Once your ticket is punched, teaching English overseas can be the thrill of a lifetime. In this case, once the passport, visa, apostilled criminal check, application and interview stanchions have been successfully hurdled, you are free to open your classrooms to the world and to make your world your own personal classroom.

Set in Indonesia,
The Year of Living Dangerously
In her award winning role, in the 1982 film, The Year of Living Dangerously, Linda Hunt's character, a male Chinese-Australian dwarf, Billy Kwan, declares, "In the West, we want answers for everything. Everything is right or wrong or good or bad..." The challenge as the foreign teacher of English is to let go of judgment and allow oneself to enter a world of incredulity. As one of my professors in graduate school once told me offering up some personal wisdom, "Education is moving from cocksure ignorance, to thoughtful uncertainty."

In the bare bones utilitarian existence of an ESL teacher, one doesn't have the plethora of material possessions one has back home.
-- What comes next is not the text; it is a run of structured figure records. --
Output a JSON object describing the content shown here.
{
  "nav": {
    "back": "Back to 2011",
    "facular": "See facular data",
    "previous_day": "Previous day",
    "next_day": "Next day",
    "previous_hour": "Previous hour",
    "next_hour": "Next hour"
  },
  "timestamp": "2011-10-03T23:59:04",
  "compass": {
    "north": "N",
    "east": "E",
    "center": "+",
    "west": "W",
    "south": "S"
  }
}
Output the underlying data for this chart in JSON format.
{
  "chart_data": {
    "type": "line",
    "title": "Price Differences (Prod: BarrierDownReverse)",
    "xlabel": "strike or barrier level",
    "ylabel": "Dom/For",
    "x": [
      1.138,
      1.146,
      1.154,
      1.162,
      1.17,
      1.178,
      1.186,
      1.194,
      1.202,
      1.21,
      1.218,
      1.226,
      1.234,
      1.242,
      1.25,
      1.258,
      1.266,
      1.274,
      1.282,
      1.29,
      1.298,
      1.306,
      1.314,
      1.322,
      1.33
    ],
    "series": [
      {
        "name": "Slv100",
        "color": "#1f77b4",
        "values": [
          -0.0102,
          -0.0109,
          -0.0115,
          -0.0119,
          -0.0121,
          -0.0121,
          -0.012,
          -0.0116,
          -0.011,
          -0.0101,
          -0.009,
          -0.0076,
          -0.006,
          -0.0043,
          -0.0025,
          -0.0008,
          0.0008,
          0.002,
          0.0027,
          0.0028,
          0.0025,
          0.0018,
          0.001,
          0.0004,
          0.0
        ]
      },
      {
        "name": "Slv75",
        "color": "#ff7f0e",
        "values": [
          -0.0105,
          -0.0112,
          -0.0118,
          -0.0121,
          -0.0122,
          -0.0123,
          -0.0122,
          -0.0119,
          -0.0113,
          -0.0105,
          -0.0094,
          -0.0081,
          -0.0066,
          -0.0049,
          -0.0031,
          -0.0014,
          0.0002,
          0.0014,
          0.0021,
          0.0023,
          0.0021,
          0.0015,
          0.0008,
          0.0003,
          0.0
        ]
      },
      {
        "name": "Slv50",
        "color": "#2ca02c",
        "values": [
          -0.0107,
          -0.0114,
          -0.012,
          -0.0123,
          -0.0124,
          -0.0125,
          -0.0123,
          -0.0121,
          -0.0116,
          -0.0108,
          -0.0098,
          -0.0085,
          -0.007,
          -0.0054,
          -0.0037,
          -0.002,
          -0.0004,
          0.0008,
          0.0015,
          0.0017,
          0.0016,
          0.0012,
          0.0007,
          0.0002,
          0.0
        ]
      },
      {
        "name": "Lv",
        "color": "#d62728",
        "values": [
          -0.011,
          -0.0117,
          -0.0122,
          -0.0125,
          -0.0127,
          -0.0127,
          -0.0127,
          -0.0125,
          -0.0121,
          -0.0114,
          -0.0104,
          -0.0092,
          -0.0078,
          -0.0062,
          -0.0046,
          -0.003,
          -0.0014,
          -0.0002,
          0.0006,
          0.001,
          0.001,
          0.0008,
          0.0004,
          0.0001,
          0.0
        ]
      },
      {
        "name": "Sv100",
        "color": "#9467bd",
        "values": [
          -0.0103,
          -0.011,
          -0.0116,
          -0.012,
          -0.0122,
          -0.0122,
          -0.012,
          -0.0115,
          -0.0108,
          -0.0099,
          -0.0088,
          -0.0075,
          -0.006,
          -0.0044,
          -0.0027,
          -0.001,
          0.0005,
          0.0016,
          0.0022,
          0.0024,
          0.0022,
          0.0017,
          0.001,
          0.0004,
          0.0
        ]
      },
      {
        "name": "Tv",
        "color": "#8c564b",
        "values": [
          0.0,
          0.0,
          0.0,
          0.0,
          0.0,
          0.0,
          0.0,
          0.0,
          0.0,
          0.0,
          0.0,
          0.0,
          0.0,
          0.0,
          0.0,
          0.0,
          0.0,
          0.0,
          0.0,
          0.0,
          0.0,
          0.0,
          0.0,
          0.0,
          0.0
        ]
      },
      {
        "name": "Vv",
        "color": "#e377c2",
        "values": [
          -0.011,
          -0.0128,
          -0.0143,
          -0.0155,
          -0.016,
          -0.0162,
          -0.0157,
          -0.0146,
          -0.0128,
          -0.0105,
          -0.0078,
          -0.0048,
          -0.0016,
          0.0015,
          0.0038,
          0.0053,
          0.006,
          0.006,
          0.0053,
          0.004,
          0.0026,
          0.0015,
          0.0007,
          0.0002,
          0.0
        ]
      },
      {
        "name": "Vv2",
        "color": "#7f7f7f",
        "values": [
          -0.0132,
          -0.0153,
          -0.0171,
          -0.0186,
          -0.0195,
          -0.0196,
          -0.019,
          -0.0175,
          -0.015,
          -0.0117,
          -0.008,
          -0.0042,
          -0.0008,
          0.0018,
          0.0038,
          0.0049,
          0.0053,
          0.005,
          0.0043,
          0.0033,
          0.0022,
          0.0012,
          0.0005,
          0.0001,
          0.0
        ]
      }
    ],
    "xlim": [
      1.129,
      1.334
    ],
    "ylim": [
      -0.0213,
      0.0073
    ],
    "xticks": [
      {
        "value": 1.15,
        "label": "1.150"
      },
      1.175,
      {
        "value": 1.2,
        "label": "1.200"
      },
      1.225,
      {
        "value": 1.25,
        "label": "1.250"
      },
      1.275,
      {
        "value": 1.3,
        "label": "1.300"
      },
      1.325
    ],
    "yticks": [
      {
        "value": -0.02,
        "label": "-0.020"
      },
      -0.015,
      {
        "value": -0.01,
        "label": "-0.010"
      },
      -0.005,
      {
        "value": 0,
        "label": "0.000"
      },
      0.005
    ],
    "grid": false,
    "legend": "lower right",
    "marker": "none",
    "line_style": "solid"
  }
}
Those things are, of course, distractions. My life's essentials have been whittled down to whiteboard markers, a memory stick, lesson plans, a backpack, a translation app and whatever map I'm wearing out from overuse. My university has me covered-although I harbor a certain skepticism about the thickness of the ice I'm skating on. They've provided my apartment, an office and computer, a living wage and plenty of vacation time. For all those ESL teachers without such accoutrements, I offer you a humble me-ahn-heyo (미안 해요)Korean for, I am sorry.

The time between classes is a golden chalice. I fill it with various wines, sometimes the vintage is a local destination, a delicious house wine, like a nearby Korean city with a history worth knowing more about and a reputation for a particular culinary speciality. For example, from here in Daegu, Jeonju (전주), with its rocking Korean Historic Village (한옥말) is a 3-hour bus ride away. Its local bib-em-pop, a mixed rice dish, is to die for. Other times, the cup is filled with a more complex taste, like a bike trip through rural Vietnam, or perhaps a rarer vintage, say a sojourn to North Korea--no doubt, not a taste suitable for everyone's palate.

That of course, is just the point. Some ESL teachers choose not to carry the travel baton so wide afield. Their adventures more often take place locally, including within their classrooms. There, they strive to transport their students to other worlds. But for me, any gift of time is a chance to boogie on down the road. Billy Kwan's words, while living dangerously in Indonesia, work for me, "Don't think about the major issues. Do what you can about what's in front of you. Go add your light to the sum of all light." So, I'll grab my passport, then it's off to the races.